OFF-TOPIC: How many words?

I am fascinated by language and communication. Because I am British – or, rather, English, to be precise – I was fortunate to be born to speak the most useful language on the planet. I dabble with other languages and enjoy learning about them. I have a few words here and there and a little bit of skill with French, German and Italian, but I really could not hold a conversation. My excuse [apart from laziness] is that English gets me by in most places, but also I have no idea which other language to invest time on. It would be obvious if I spent a lot of time in a specific foreign country, but I do not. Maybe my impending retirement will change matters …

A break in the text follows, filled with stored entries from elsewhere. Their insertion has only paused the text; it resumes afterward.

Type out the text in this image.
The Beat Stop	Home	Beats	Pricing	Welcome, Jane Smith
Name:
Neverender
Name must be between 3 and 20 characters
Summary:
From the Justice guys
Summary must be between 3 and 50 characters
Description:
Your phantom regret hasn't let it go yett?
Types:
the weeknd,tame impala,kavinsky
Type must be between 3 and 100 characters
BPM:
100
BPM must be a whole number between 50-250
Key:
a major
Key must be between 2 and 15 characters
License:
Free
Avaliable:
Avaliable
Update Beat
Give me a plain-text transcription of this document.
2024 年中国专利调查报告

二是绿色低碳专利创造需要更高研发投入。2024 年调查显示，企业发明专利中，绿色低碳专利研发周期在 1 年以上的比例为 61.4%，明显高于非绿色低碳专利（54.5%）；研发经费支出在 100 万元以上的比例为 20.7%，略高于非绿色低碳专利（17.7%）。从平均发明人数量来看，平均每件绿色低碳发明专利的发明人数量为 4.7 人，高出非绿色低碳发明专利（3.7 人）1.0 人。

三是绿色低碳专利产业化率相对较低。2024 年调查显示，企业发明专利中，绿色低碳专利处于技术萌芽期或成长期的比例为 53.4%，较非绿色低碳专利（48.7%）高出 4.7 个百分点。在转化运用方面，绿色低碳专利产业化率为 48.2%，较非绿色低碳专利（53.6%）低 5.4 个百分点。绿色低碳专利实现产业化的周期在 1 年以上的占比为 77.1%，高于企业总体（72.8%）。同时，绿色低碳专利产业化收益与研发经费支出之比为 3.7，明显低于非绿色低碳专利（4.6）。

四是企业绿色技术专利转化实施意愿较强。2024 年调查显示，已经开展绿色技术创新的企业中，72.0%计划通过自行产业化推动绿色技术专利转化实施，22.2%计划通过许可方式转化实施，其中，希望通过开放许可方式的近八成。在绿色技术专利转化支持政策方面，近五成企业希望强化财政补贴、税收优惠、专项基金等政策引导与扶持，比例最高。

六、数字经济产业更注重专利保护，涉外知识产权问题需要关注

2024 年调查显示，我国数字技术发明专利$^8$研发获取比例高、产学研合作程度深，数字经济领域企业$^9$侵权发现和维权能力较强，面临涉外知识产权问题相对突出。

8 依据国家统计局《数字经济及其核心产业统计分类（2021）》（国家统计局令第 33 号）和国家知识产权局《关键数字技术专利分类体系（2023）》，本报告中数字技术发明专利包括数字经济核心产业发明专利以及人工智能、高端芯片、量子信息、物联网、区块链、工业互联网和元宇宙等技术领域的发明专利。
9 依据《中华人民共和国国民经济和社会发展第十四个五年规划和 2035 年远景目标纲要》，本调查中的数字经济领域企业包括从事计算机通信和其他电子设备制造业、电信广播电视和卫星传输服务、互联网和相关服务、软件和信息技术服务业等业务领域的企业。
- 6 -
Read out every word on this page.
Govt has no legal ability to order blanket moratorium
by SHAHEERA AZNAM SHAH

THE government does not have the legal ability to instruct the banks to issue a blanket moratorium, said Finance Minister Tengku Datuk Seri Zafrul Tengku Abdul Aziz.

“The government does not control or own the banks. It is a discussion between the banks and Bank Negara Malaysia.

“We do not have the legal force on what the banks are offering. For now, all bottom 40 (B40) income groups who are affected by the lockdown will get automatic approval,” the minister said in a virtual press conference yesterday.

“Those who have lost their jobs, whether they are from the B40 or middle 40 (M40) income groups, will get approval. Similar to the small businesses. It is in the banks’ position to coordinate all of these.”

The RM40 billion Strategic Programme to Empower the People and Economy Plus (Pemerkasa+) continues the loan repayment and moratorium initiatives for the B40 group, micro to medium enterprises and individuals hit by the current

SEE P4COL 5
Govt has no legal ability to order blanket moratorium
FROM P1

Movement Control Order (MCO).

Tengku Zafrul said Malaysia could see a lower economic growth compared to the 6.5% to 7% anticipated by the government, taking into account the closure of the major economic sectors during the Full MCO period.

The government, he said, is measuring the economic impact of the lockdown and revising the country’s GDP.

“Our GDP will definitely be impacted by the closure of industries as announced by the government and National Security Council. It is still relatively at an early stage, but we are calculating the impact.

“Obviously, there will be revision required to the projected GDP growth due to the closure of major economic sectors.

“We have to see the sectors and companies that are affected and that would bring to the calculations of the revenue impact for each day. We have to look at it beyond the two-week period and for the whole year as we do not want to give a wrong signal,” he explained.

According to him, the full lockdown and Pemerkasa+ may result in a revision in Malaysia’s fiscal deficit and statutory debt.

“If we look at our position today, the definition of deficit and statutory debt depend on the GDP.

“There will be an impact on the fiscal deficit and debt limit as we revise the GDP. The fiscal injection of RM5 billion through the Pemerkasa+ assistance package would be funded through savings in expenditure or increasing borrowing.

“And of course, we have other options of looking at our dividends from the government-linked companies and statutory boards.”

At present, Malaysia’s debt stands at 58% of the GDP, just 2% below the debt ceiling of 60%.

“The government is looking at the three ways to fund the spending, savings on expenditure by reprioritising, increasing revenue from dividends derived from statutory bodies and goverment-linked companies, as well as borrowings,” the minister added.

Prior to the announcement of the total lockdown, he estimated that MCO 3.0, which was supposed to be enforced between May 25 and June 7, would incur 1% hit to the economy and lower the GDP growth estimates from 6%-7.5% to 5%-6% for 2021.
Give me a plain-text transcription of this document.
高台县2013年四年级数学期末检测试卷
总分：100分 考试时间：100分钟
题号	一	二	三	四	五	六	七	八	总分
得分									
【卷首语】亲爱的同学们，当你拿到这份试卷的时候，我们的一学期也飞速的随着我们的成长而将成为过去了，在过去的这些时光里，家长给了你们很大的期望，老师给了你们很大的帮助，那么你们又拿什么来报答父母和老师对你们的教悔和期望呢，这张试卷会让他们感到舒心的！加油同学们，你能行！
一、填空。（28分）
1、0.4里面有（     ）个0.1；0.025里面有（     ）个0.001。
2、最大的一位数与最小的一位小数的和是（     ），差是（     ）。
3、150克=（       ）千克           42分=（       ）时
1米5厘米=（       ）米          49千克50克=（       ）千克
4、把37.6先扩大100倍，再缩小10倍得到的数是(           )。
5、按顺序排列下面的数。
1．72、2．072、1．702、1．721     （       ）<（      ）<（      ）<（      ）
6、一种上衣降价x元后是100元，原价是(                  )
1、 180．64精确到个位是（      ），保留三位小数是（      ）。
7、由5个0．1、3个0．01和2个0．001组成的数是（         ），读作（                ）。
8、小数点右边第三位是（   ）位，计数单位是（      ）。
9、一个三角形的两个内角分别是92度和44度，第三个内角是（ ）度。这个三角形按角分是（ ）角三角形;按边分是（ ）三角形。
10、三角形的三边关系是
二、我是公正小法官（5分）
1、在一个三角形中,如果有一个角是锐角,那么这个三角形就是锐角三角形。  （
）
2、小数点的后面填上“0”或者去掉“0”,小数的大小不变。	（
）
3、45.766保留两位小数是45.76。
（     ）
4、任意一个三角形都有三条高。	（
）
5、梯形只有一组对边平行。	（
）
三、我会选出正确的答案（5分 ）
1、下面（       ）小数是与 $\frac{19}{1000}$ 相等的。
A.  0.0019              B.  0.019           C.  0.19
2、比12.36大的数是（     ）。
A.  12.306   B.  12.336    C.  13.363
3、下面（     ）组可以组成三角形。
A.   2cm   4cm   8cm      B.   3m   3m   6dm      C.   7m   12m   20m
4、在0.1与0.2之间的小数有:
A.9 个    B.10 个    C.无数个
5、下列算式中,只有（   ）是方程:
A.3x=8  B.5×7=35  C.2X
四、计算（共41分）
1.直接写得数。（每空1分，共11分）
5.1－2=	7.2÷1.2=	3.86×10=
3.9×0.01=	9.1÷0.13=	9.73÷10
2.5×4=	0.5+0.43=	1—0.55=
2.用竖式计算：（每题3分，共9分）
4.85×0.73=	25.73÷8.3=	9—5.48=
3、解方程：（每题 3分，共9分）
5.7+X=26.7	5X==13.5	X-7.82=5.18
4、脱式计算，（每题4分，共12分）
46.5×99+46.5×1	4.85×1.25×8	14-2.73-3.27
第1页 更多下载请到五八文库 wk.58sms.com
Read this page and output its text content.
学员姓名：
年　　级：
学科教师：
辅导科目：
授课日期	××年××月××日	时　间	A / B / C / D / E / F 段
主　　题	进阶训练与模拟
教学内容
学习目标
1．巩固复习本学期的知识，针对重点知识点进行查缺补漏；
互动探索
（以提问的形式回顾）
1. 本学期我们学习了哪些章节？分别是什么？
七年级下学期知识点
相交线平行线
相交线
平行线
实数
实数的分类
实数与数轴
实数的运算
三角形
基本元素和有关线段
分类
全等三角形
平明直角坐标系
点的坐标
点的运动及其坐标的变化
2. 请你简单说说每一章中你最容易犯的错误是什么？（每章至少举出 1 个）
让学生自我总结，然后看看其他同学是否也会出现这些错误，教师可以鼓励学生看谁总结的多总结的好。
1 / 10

Why is English so omnipotent [or, at least, omnipresent]? The answers are complex and mainly accidental. The language evolved in quite a haphazard way, importing vocabulary and grammar from many sources. The result is that it is very rich, having considerably more words than any comparable language. Its spread around the planet was aided by my ancestors’ predilection of subjugating any other countries that they thought were interesting or useful. A common use of English nowadays is as an auxiliary language. For example, if a Frenchman wants to speak with a German and neither speaks the other’s language, they will most likely communicate quite well in English. It seems to me that this works because the language withstands damage. You can speak very bad English and still communicate; most other languages are rendered useless more readily.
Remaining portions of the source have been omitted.